Their performances and results over the coming weeks will be seen as a gauge of their readiness to take a place at the top table.
But Humphreys has insisted short-term difficulties should not deny the Georgians long-term opportunities.
He said: ‘The lack of preparation Georgia have had means it is going to be very tough for them. But they have been looking to play at a higher level, so this was an opportunity they simply could not turn down. They can’t be judged solely on the results. They have a very young squad full of players who have done very well at Under 20 level but have lacked exposure to this level. A lot of Georgian players haven’t played much rugby since February or March. Even the ones who are at top clubs in France have had very limited game-time.
‘A lot of the leading props are injured and a lot of the players they built their team around for a number of years retired after the World Cup.’
Georgia are not expecting to upset England on Saturday in the first clash between the nations outside of World Cups. Instead, they will seek to re-establish traditional set-piece foundations after their scrum and lineout trouble during the recent 48-7 defeat against Scotland at Murrayfield.
Their objective will be to generate momentum before a potential finals-weekend clash with Italy — pitting the Six Nations’ weakest link against the pretenders to their elevated status.
The magnitude of that occasion would not be lost on the Georgia players, coaches and staff, their union and their fervent fans.
‘By then, hopefully we will have the players really fit and all available for a game that will probably be much more important, in terms of the result, than how we perform against England, Ireland and Wales,’ said Humphreys.
‘There’s enormous excitement about this tournament. The players and staff can’t wait to be part of it. As a rugby country, Georgia are ambitious, they are well funded by the government and it’s a very popular sport.
Their performances over the coming weeks will be seen as a gauge of their readiness
Their objective is to generate momentum before a potential finals-weekend clash with Italy
‘They have good players coming through and good facilities. Everyone knows that when they play Russia, they have 50,000-60,000 people watching those games — and they believe that the demand would be even stronger if they were in the Six Nations.
‘But taking part in this tournament will come as a shock. It will show Georgia’s players and staff what they need to do so that — whatever the timeline is — they can fulfil their ambition of playing Six Nations rugby.
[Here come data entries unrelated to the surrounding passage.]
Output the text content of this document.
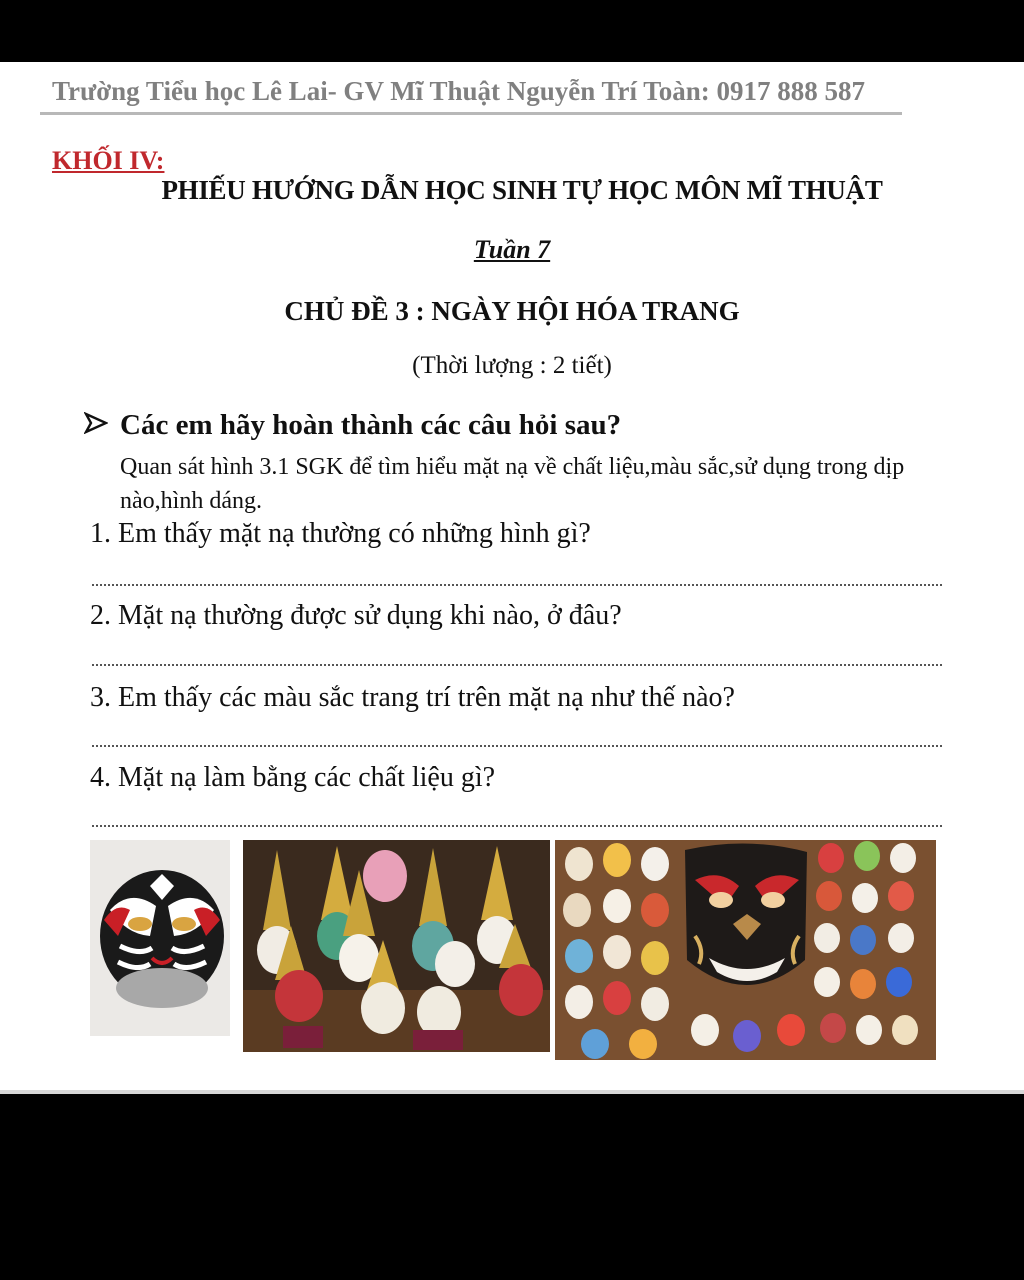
Trường Tiểu học Lê Lai- GV Mĩ Thuật Nguyễn Trí Toàn: 0917 888 587
KHỐI IV:
PHIẾU HƯỚNG DẪN HỌC SINH TỰ HỌC MÔN MĨ THUẬT
Tuần 7
CHỦ ĐỀ 3 : NGÀY HỘI HÓA TRANG
(Thời lượng : 2 tiết)
Các em hãy hoàn thành các câu hỏi sau?
Quan sát hình 3.1 SGK để tìm hiểu mặt nạ về chất liệu,màu sắc,sử dụng trong dịp nào,hình dáng.
1. Em thấy mặt nạ thường có những hình gì?
2. Mặt nạ thường được sử dụng khi nào, ở đâu?
3. Em thấy các màu sắc trang trí trên mặt nạ như thế nào?
4. Mặt nạ làm bằng các chất liệu gì?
‘World Rugby want to expand the game beyond the established nations. Georgia are almost stuck in a vacuum, but it’s not just a case of saying ‘Georgia should be in the Six Nations’. They have to take steps to get that chance and there are a lot of hurdles.
‘But in Georgia there is a huge appetite to clear those hurdles because they do believe, long-term, they have huge potential.’
That potential may not be too apparent on Saturday, as England are bound to outclass their opponents. It might become slightly more apparent against Wales in Llanelli a week later and then against Ireland in Dublin on November 29.
But what Georgia need is for their potential to come to the fore if they go on to face Italy. That would be a match of colossal magnitude — an ideal stage to make a statement that they deserve to be in this company.